You and I met on March 22ed, 2018 around 6 pm. How I remember that, I have no idea. But I do know one thing, and a bunch of others, but still. You were happy Mia, I could tell in the way you typed, yeah I couldn’t hear your voice, but I could tell. You radiated cheerfulness, not all people possess that, you have a gift. I know about the things you go through, yet you stayed calm, cool, and over all, remained strong. Not everyone has the capability of doing that. For that, I truly admire you, completely and utterly respect you. NEVER let anyone take your strong will away from you Mia, NEVER. It’s a wonderful quality you possess, one of many.
Do you remember all of the silly arguments we have had? I admit, I was very unopen to the idea of bein wrong, and I was always right so... They were fun Mia, it was fun. Arguing with someone is not something you typically consider fun, not at all. Unless you are me, it’s funny to see the other person try to argue back. But I hope that was fun for you too.

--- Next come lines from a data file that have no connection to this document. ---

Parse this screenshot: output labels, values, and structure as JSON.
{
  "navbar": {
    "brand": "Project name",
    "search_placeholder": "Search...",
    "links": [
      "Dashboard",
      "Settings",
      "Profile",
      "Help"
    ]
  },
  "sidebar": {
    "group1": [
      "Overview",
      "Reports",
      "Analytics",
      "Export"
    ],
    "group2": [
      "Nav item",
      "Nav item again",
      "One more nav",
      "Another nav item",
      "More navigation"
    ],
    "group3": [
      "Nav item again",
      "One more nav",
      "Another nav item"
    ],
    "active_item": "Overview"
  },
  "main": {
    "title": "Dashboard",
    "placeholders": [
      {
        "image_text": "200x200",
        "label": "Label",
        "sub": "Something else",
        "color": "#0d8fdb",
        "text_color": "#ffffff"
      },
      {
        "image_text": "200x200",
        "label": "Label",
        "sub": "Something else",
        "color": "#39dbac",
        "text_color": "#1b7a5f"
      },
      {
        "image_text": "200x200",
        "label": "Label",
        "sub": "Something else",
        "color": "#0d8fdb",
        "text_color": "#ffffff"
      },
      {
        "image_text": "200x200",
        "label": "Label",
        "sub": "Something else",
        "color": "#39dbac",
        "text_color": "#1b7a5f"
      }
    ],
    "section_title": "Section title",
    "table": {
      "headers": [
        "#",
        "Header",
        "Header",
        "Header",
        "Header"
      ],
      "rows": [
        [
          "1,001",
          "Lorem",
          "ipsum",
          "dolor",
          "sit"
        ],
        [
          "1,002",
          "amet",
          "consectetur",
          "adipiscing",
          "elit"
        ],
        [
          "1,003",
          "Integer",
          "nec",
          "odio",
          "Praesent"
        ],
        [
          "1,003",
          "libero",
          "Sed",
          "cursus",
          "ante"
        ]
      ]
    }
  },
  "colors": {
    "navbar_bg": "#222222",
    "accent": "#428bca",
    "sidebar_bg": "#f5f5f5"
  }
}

Do you remember all of the completely random things we discussed? I do, we were laughing hysterically, or as close as you can get to that with typing. I remember all of the things we did Mia, for the most part, I remember almost all the details. But my awesome memory is not the foucus. None of that awesome stuff would have happened if you were not there.
(This is where it gets really sappy so be warned)

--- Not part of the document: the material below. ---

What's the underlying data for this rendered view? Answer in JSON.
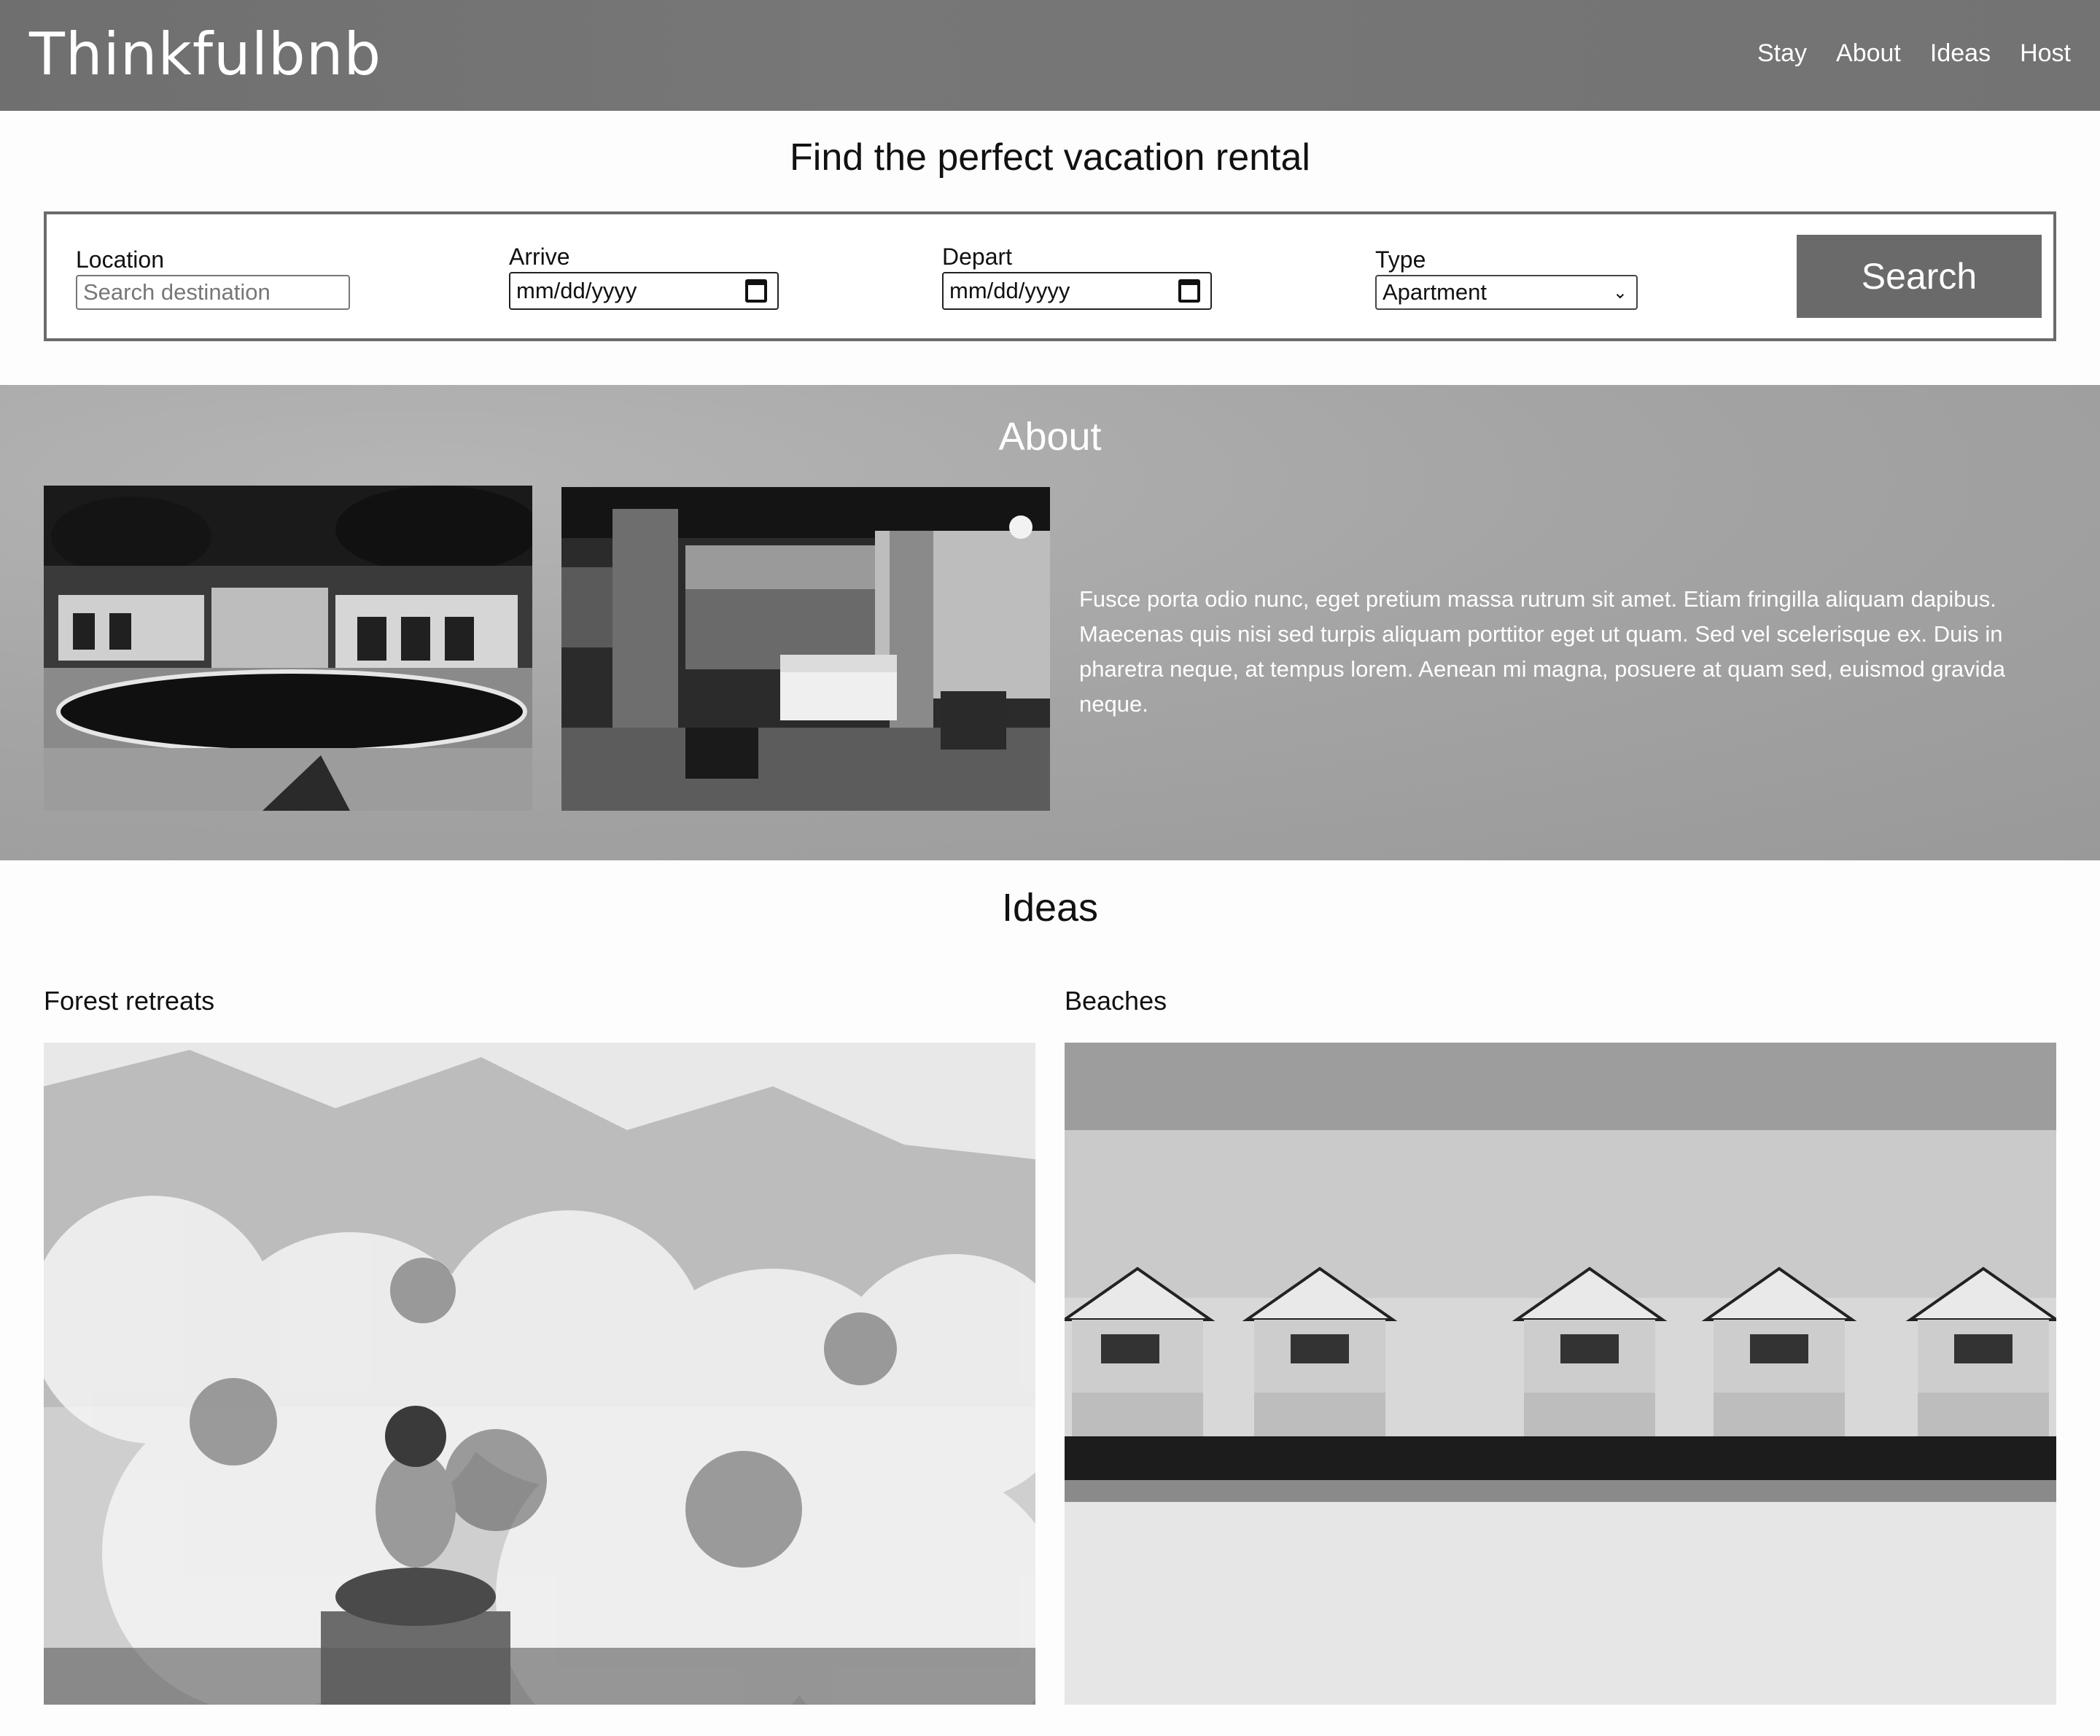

I understand your stress over high school, I mean, you’re going to grade eight next year, than it’s up up and away! But what’s truly important to me, is that you enjoyed your time here. I enjoyed my time with you, I hope I could give you the same pleasure. You have been a wonderful friend to me, and I hope you can say the about to me. Don’t let anyone ever put you down Mia, they don’t deserve to be able to do that.
A wise person (Aka me) once said,
“Nothing lasts forever, including good byes.”
(Sorry, I’m really bad at saying good bye. I normally settle for a nod and a bye, but I can’t do that here so you get this jumble of words instead.)
This is truly hard for me to leave. So many things to leave behind, not just stories, but my friends too. But as much as I want to stay, I know that staying is not gonna help me with high school applications as much as studying. You have been so nice to me during everything we’ve been through. Those arguments we’ve had were fun, and I will try to be on for some more randomness. Maybe after the tests, I don’t know. But you will have a place in the list of people I look up to, people who’ve never broken my trust, people who’ve stood by me. I will keep that quote with me always.